Multimodal UC Collaboration - Now Includes Video for Desktop Conferencing
Technology headlines have been announcing new software products and services that support UC, using short, descriptive names that will appeal to individual end users and make UC’s person-to-person connectivity understandable. Most recently, there was Microsoft’s big announcement in changing the name of it’s enterprise OCS (Office Communications Server) software to “Lync“ to symbolize easy, flexible, real-time contacts between people.. This week, Avaya took center stage with it’s push into multi-modal collaboration “experience” by offering it’s back-end connectivity for various forms of person-to-person contact applications under the label of Avaya Flare, but also a new front-end device for a convenient video conferencing interface.
Several industry pundits, including myself, have commented on the increasing role that technology product and service names are playing in the UC market, especially as they focus on what individual end users do with the technology, because “UC” doesn’t really mean anything +to an end user. Once they can see and experience useful functionality from new technology with a convenient, descriptive name, then they will have something they can ask for and understand when they get it. So, that’s what’s starting to happen with new IP-based communications in general, and UC in particular.
What end users in the business communications market are getting first, are the changes that UC will be bringing to familiar, real-time, person-to-person voice telephony. These changes will include how telephony will integrate with use of other modes of contact (e.g., messaging) and multi-modal communication devices. While the software infrastructure has to integrate all forms of access and functionality across modalities of communication, it will be the multi-modality of user endpoint device form factors and user interfaces that will dictate how end users will be able to exploit the flexibility of UC for any application.
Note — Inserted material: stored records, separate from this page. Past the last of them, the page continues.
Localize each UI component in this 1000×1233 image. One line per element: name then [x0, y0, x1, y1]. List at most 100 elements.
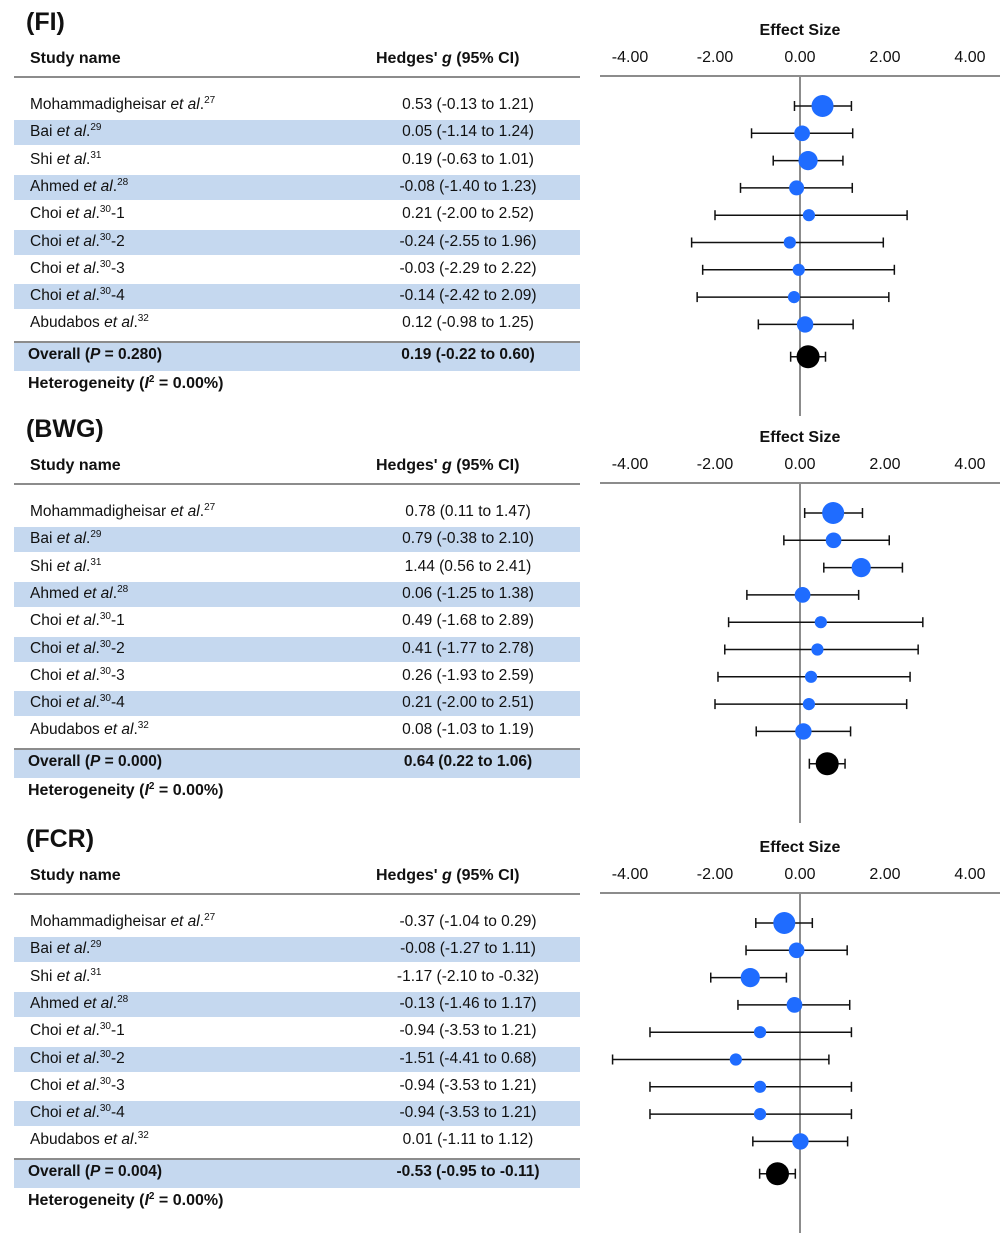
- tick-label: 4.00: [954, 49, 985, 66]
- study-suffix: -3: [110, 666, 125, 684]
- study-et-al: et al: [66, 666, 96, 684]
- overall-row: Overall (P = 0.004) -0.53 (-0.95 to -0.11…: [14, 1159, 580, 1188]
- overall-effect-ci: -0.53 (-0.95 to -0.11): [396, 1162, 540, 1180]
- study-effect-ci: 0.05 (-1.14 to 1.24): [402, 123, 534, 141]
- tick-label: -4.00: [612, 49, 649, 66]
- header-rule: [14, 483, 580, 485]
- study-et-al: et al: [56, 530, 87, 548]
- study-row: Mohammadigheisar et al.27 0.53 (-0.13 to …: [14, 93, 580, 118]
- study-effect-ci: 0.78 (0.11 to 1.47): [405, 503, 531, 520]
- header-hedges-g: g: [442, 867, 452, 884]
- heterogeneity-value: = 0.00%): [154, 1191, 224, 1209]
- study-effect-ci: -0.08 (-1.27 to 1.11): [400, 940, 536, 958]
- tick-label: 4.00: [954, 866, 985, 883]
- study-row: Ahmed et al.28 0.06 (-1.25 to 1.38): [14, 581, 580, 607]
- study-author: Abudabos: [30, 314, 100, 332]
- study-name: Choi et al.30-1: [30, 611, 125, 630]
- study-author: Bai: [30, 940, 53, 958]
- study-author: Choi: [30, 639, 62, 657]
- study-effect-ci: 0.08 (-1.03 to 1.19): [402, 721, 534, 739]
- study-row: Choi et al.30-3 0.26 (-1.93 to 2.59): [14, 664, 580, 689]
- study-point: [786, 997, 803, 1013]
- study-et-al: et al: [66, 205, 96, 223]
- header-hedges-suffix: (95% CI): [451, 457, 520, 474]
- study-ref: 28: [117, 993, 129, 1005]
- study-row: Shi et al.31 1.44 (0.56 to 2.41): [14, 555, 580, 580]
- study-name: Bai et al.29: [30, 122, 102, 141]
- study-effect-ci: -0.14 (-2.42 to 2.09): [399, 287, 537, 305]
- header-study-name: Study name: [30, 50, 121, 67]
- study-ref: 32: [137, 1130, 149, 1142]
- study-et-al: et al: [66, 612, 96, 630]
- study-et-al: et al: [66, 259, 96, 277]
- study-name: Choi et al.30-3: [30, 258, 125, 277]
- heterogeneity-value: = 0.00%): [154, 374, 224, 392]
- header-hedges-suffix: (95% CI): [451, 50, 520, 67]
- tick-label: 2.00: [869, 866, 900, 883]
- study-point: [851, 558, 871, 578]
- tick-label: -2.00: [697, 866, 734, 883]
- header-hedges-g: g: [442, 457, 452, 474]
- study-author: Choi: [30, 612, 62, 630]
- study-author: Choi: [30, 232, 62, 250]
- study-suffix: -1: [110, 612, 125, 630]
- study-suffix: -2: [110, 232, 125, 250]
- study-ref: 30: [99, 1021, 111, 1033]
- forest-plot: Effect Size -4.00 -2.00 0.00 2.00 4.00: [600, 429, 1000, 823]
- study-point: [773, 912, 796, 934]
- study-row: Ahmed et al.28 -0.08 (-1.40 to 1.23): [14, 174, 580, 200]
- study-effect-ci: -0.94 (-3.53 to 1.21): [399, 1104, 537, 1122]
- study-name: Mohammadigheisar et al.27: [30, 912, 216, 931]
- study-point: [753, 1108, 767, 1121]
- overall-row: Overall (P = 0.000) 0.64 (0.22 to 1.06): [14, 749, 580, 778]
- study-name: Abudabos et al.32: [30, 1130, 149, 1149]
- study-name: Choi et al.30-2: [30, 231, 125, 250]
- overall-p-value: = 0.280): [100, 345, 162, 363]
- study-point: [796, 316, 814, 333]
- study-et-al: et al: [104, 314, 134, 332]
- header-hedges-prefix: Hedges': [376, 457, 443, 474]
- study-ref: 31: [90, 556, 102, 568]
- study-row: Shi et al.31 0.19 (-0.63 to 1.01): [14, 148, 580, 173]
- overall-rule: [14, 1157, 580, 1160]
- study-effect-ci: 0.12 (-0.98 to 1.25): [402, 314, 534, 332]
- heterogeneity-i: I: [144, 374, 149, 392]
- study-author: Choi: [30, 1104, 62, 1122]
- study-ref: 27: [204, 502, 216, 513]
- study-et-al: et al: [66, 1076, 96, 1094]
- study-row: Choi et al.30-2 0.41 (-1.77 to 2.78): [14, 636, 580, 662]
- study-name: Ahmed et al.28: [30, 176, 129, 195]
- study-ref: 27: [204, 95, 216, 106]
- study-row: Abudabos et al.32 0.12 (-0.98 to 1.25): [14, 311, 580, 336]
- heterogeneity-i-sup: 2: [148, 780, 155, 792]
- study-point: [814, 616, 827, 629]
- header-study-name: Study name: [30, 867, 121, 884]
- study-point: [792, 263, 805, 276]
- header-hedges-ci: Hedges' g (95% CI): [376, 457, 519, 475]
- study-et-al: et al: [66, 1104, 96, 1122]
- study-row: Choi et al.30-4 -0.14 (-2.42 to 2.09): [14, 284, 580, 310]
- study-et-al: et al: [104, 721, 134, 739]
- study-et-al: et al: [66, 1049, 96, 1067]
- study-effect-ci: 0.49 (-1.68 to 2.89): [402, 612, 534, 630]
- study-author: Ahmed: [30, 994, 80, 1012]
- study-name: Choi et al.30-1: [30, 204, 125, 223]
- overall-prefix: Overall (: [28, 1162, 91, 1180]
- study-name: Mohammadigheisar et al.27: [30, 95, 216, 114]
- study-name: Shi et al.31: [30, 149, 102, 168]
- axis-title: Effect Size: [760, 839, 841, 856]
- study-point: [825, 532, 842, 549]
- study-ref: 29: [90, 939, 102, 951]
- overall-p: P: [90, 345, 101, 363]
- tick-label: -4.00: [612, 866, 649, 883]
- study-row: Choi et al.30-4 -0.94 (-3.53 to 1.21): [14, 1101, 580, 1127]
- study-ref: 30: [99, 258, 111, 270]
- overall-rule: [14, 747, 580, 750]
- study-name: Bai et al.29: [30, 939, 102, 958]
- study-ref: 30: [99, 1075, 111, 1087]
- heterogeneity-i-sup: 2: [148, 1190, 155, 1202]
- heterogeneity-value: = 0.00%): [154, 781, 224, 799]
- study-et-al: et al: [56, 940, 87, 958]
- study-name: Choi et al.30-1: [30, 1021, 125, 1040]
- header-hedges-prefix: Hedges': [376, 867, 443, 884]
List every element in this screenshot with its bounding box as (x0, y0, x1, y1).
So, while Microsoft’s Lync is named to reflect what their software will handle in terms of connectivity and access, Avaya’s “Flare” announcement this week not only involves software clients for various desktop IP phones, but also included their own, desktop multi-modal video device that will support video-conferencing interactions as well. Avaya’s approach can support multi-modal activities at the individual end user level, by providing both current contact and presence information, but also contextual information from previous contacts in the past.
While it is easy to see how person-to-person video conferencing can be included in UC contact options, as long as the involved users have suitable endpoint devices, one intriguing direction for Avaya’s Flare will be how video and other forms of media will be part of the user interface in an automated, self-service environment, just as the phone and speech is in legacy IVR applications. In fact, as long as we are talking about new names for technology, I think it is time to change the traditional label for speech-oriented, telephone-based, self-service applications known as Interactive Voice Response (IVR), to the more comprehensive name of Interactive Multimodal Response or “IMR,” which will work well for both new screen-based desktop and mobile (”smart-phone”) devices.
Video conferencing lends itself also to a new perspective on how UC works for the end user acting as either the contact initiator or a contact recipient, just as it does for telephone voice conferencing. . With either form of conferencing, UC’s presence information capabilities will be necessary, as well enabling a mix and match of video conferencing with audio conferencing for different individual participants.
This is a postscript to my original blog above.
While Avaya’s Flare expands the user “experience” environment to be a more flexible and efficient visual, screen-based user interface, as opposed to legacy TouchTone Telephone User Interfaces (TUI), “Flare” is not really a good verb for an end user to use to describe how they are going to initiate a communication contact with UC facilities, like. Microsoft’s “Lync.”
However, if you look at one of the key functionalities of Flare, it does exploit the screens of PC “softphones” and new screen-based, multimedia “hard” phones (desktop, mobile “smart-phones), iPads, etc. to provide a common visual interface for all forms of UC contact. Avaya calls their interface a “Spotlight” for contextual contact information.
So, if you need a verb for end user’s to identify with in using Flare-based UC, I guess “Spotlight” would be a good starting point. I think it is even a little better than “lync,” because a user could start off the contact process with searching (Google) the subject of a contact, then “spotlighting” a particular group or individual to contact, then initiating an individual contact based upon past contacts and “presence-based” current accessibility and availability . To me, that would efficiently and flexibly cover the waterfront for business communications in general.
By making the contact initiation task more efficient and effective, we are also minimizing the need for the recipient to worry about being interrupted or choosing different kinds of contacts, etc.
The flexibility of the “spotlight” to handle contextual contact addressing” and any modality of contact will be important, because when it comes to real-time connections, there is no guarantee as to what the contact initiator needs and what the recipient is able or wants to do at the moment.
That is the kind of flexibility that UC offers, what end users are primarily interested in, and the “spotlight” of Flare looks like a good user interface (and “brand” name) for that capability.
Great post, but I think one of the major questions to be asked is who will win the tablet war - Cisco or Avaya.. Or neither?